HAFNIUM ISOTOPE CONSTRAINTS ON THE GEOCHEMICAL EVOLUTION OF THE WYOMING CRATONIC SUB-LITHOSPHRIC MANTLE


HANAN, Barry, Earth and Environmental Sciences, San Diego State University, San Diego, CA 92182-1020, JEAN, Marlon, Earth, Geography, and Climate Science, University of Massachusetts, 627 North Pleasant St., Amherst, MA 01003, BLICHERT-TOFT, Janne, Laboratoire de Geologie de Lyon, Ecole Normale Superieure de Lyon, Lyon, Cedex 7 69364, France and SHERVAIS, John W., Department of Geosciences, Utah State University, 4505 Old Main Hill, Logan, UT 84322-4505

Cenozoic volcanism on the Archean Wyoming craton began with a magmatic pulse at about 55-40 Ma with eruption of high-K lavas represented by the Absaroka volcanics, the Smoky Butte lamproites at 27 Ma, the Leucite Hills lamproites at 3.0 to 0.89 Ma, and the Snake River Plain basalts at 17 Ma to recent. These examples of Wyoming Cenozoic volcanism all erupted through the Archean Wyoming craton. Hafnium isotope data from Smoky Butte, and new data from the Leucite Hills and the Snake River plain place constraints on the evolution and nature of the Wyoming sub-lithospheric mantle.

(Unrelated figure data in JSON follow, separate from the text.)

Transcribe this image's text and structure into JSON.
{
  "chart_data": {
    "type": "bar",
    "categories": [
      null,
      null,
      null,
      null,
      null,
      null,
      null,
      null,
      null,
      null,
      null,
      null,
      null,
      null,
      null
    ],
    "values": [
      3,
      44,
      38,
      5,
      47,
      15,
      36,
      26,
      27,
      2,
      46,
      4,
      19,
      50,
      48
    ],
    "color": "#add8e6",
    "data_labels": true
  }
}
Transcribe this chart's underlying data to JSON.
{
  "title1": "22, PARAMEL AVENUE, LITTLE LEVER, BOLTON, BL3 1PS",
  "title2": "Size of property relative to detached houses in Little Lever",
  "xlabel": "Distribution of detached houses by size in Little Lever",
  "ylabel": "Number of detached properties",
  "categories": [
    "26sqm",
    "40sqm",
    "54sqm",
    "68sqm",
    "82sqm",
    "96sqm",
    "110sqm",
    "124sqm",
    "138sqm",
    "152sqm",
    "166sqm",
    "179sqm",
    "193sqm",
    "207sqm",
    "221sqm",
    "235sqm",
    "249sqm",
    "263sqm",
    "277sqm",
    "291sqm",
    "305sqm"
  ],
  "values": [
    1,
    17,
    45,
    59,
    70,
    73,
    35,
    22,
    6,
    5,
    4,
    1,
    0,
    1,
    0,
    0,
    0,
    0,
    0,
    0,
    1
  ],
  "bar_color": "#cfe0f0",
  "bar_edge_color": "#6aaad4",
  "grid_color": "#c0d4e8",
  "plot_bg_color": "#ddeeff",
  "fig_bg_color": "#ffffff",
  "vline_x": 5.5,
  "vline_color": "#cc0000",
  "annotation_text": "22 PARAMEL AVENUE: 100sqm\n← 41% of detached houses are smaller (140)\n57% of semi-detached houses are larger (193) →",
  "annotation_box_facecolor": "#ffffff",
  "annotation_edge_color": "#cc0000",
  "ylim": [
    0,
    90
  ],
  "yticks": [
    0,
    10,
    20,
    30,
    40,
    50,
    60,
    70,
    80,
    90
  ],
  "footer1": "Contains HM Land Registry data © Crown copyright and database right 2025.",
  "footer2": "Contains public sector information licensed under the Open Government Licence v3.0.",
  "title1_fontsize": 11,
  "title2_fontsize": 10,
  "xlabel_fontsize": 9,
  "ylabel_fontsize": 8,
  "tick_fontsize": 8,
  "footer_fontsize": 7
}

In Hf and Pb isotopic space the Smoky Butte lamproites, Leucite Hills lamproites, and the Snake River Plain basalts all fall along a linear-like trend that intersects the MORB array at high 206Pb/204Pb, at the isotopic composition inferred for the Yellowstone plume. At 55 Ma the North American Continent had not yet overridden the Yellowstone plume. At about 17 Ma the eruption of the Steens Mountain basalts marked the location of the plume beneath the continent. The Snake River Plain basalts of Idaho and Wyoming represent the track of the North American Continent over the Yellowstone plume. The Hf and Pb isotope data suggest that the sub-lithospheric mantle was already polluted by plume material in the Early Cenozoic and that the pollution increased proportionally as the Wyoming craton passed over the plume and the distance from the plume to the Snake River eruptions at Yellowstone decreased.